Very nice fish! Congrats!


----------



## spacebase1952 (Jul 12, 2015)

great catch. where can you go wade fishing on Pensacola beach? what do they use for bait ? do use poping cork or on thebottom with matrix shad are gulp shrimp> will be in the area with my possie in august from the beach. any other options?


----------



## GROUPERKING (Sep 28, 2011)

Nice ! :thumbup:


----------



## Jason (Oct 2, 2007)

Awesome catch and welcome aboard!!! And to save the best fer last-------your 1st post and you are initiated to my foot thread!!! hahaha


----------



## Kim (Aug 5, 2008)

Wow! Pretty tricky, here I was expecting to read a thread on where you can catch a trout or two and there is your pic holding up a distant cousin of Jaws. Great post and pic, welcome to the forum and may you stay bowed up with gators.


----------



## fishmagician (Jun 4, 2014)

Very nice. I'd be damn proud of that one!


----------



## 16983 (Sep 12, 2011)

Nice fish, but, you know the rules. You have to share the location of the hole or it didn't happen......Rules are rules, right?


----------



## 2RC's II (Feb 2, 2012)

Nice fish! Your first fishing tip from a fellow member. Always check the background in your picture before posting. Two of us already know where this "hole" is. Counting you that would be 3!


----------



## Kim (Aug 5, 2008)

The background will let you figure out where his dock is and you can be sure he won't be taking pics to post while he's fishing his honey hole. Odds are after this post he will find more than the usual amount of hooks and broken off line on his dock.


----------



## 2RC's II (Feb 2, 2012)

Kim said:


> The background will let you figure out where his dock is and you can be sure he won't be taking pics to post while he's fishing his honey hole. Odds are after this post he will find more than the usual amount of hooks and broken off line on his dock.

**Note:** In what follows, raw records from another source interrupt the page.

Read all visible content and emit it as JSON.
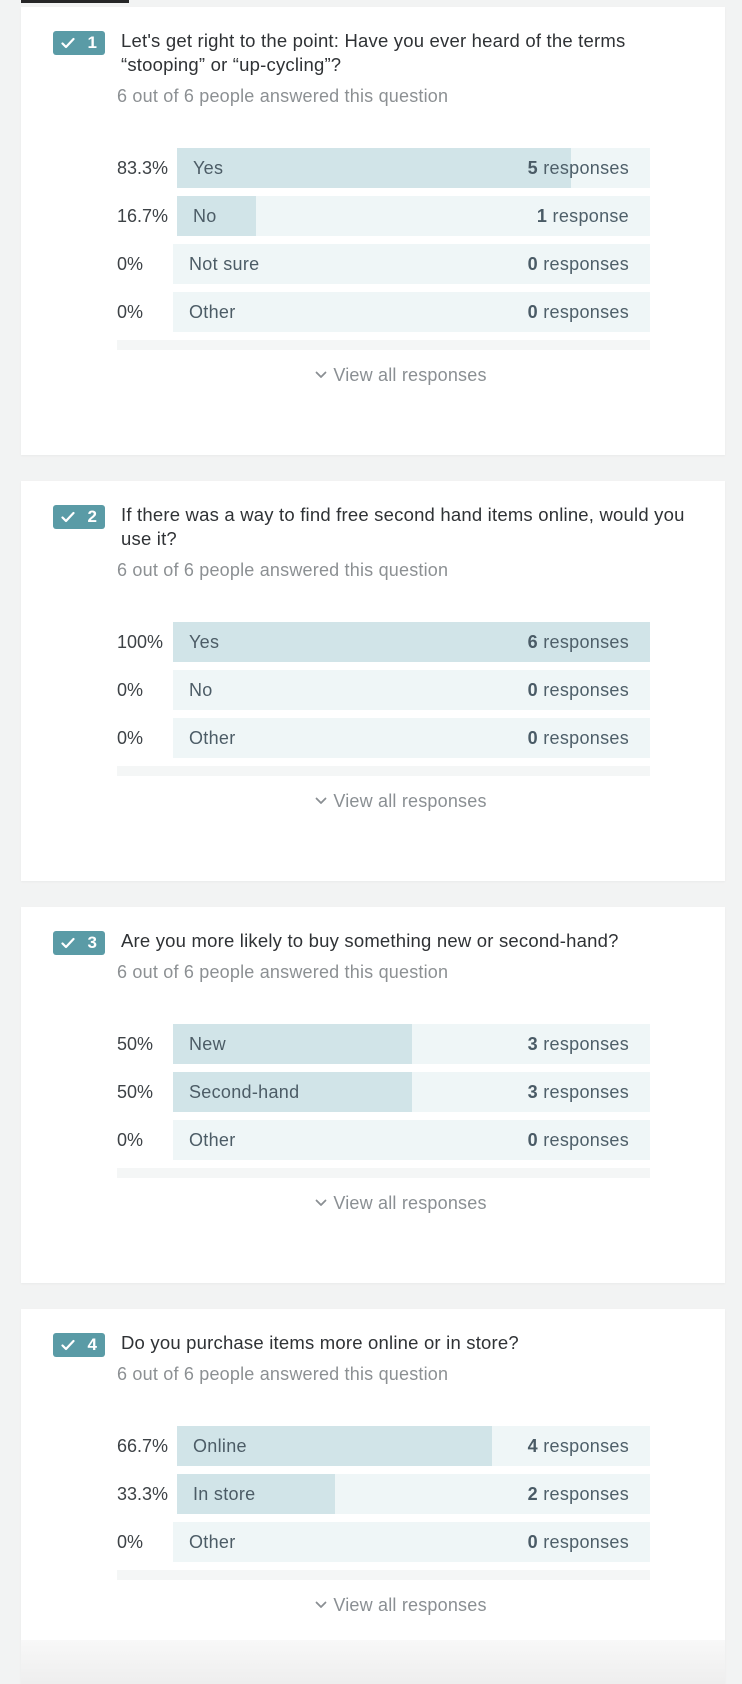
{
  "colors": {
    "background": "#f2f3f3",
    "card": "#ffffff",
    "badge": "#5a9ba6",
    "bar_track": "#eff6f7",
    "bar_fill": "#d1e4e8",
    "muted_text": "#8c9093"
  },
  "questions": [
    {
      "number": "1",
      "title": "Let's get right to the point: Have you ever heard of the terms “stooping” or “up-cycling”?",
      "answered": "6 out of 6 people answered this question",
      "view_all": "View all responses",
      "options": [
        {
          "percent": "83.3%",
          "label": "Yes",
          "count": "5",
          "unit": "responses",
          "fraction": 0.833
        },
        {
          "percent": "16.7%",
          "label": "No",
          "count": "1",
          "unit": "response",
          "fraction": 0.167
        },
        {
          "percent": "0%",
          "label": "Not sure",
          "count": "0",
          "unit": "responses",
          "fraction": 0
        },
        {
          "percent": "0%",
          "label": "Other",
          "count": "0",
          "unit": "responses",
          "fraction": 0
        }
      ]
    },
    {
      "number": "2",
      "title": "If there was a way to find free second hand items online, would you use it?",
      "answered": "6 out of 6 people answered this question",
      "view_all": "View all responses",
      "options": [
        {
          "percent": "100%",
          "label": "Yes",
          "count": "6",
          "unit": "responses",
          "fraction": 1
        },
        {
          "percent": "0%",
          "label": "No",
          "count": "0",
          "unit": "responses",
          "fraction": 0
        },
        {
          "percent": "0%",
          "label": "Other",
          "count": "0",
          "unit": "responses",
          "fraction": 0
        }
      ]
    },
    {
      "number": "3",
      "title": "Are you more likely to buy something new or second-hand?",
      "answered": "6 out of 6 people answered this question",
      "view_all": "View all responses",
      "options": [
        {
          "percent": "50%",
          "label": "New",
          "count": "3",
          "unit": "responses",
          "fraction": 0.5
        },
        {
          "percent": "50%",
          "label": "Second-hand",
          "count": "3",
          "unit": "responses",
          "fraction": 0.5
        },
        {
          "percent": "0%",
          "label": "Other",
          "count": "0",
          "unit": "responses",
          "fraction": 0
        }
      ]
    },
    {
      "number": "4",
      "title": "Do you purchase items more online or in store?",
      "answered": "6 out of 6 people answered this question",
      "view_all": "View all responses",
      "options": [
        {
          "percent": "66.7%",
          "label": "Online",
          "count": "4",
          "unit": "responses",
          "fraction": 0.667
        },
        {
          "percent": "33.3%",
          "label": "In store",
          "count": "2",
          "unit": "responses",
          "fraction": 0.333
        },
        {
          "percent": "0%",
          "label": "Other",
          "count": "0",
          "unit": "responses",
          "fraction": 0
        }
      ]
    }
  ]
}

It's a popular spot. Pass it in my boat every time I go out. 9 times out of 10 you would see someone fishing around this area. Always ask them "catching anything?" always get the same answer Naaa just croaker. But you are right about the bombing of the ole dock. lol


----------



## Desert Eagle (Apr 25, 2012)

I'd bet that the dock he's standing on is no where near his honey hole.


----------



## LIM-IT-OUT (Aug 26, 2014)

Nice fish...
But where's the story. Although the picture does tell alot ! Im actually sure ive seen pictures by someone with that exact background. And cooler hahaha
# good spot


----------



## Reel N It (Mar 13, 2015)

This is not really a secret spot. Plenty of people come here. Specks reds and flounder are all around but the main catch is trout. The ticket is not the spot but the bait. 6 people were fishing today around there and they caught 4 total while me and my son caught 20 plus trout. They usually leave after I reel in the sixth fish. LoL


----------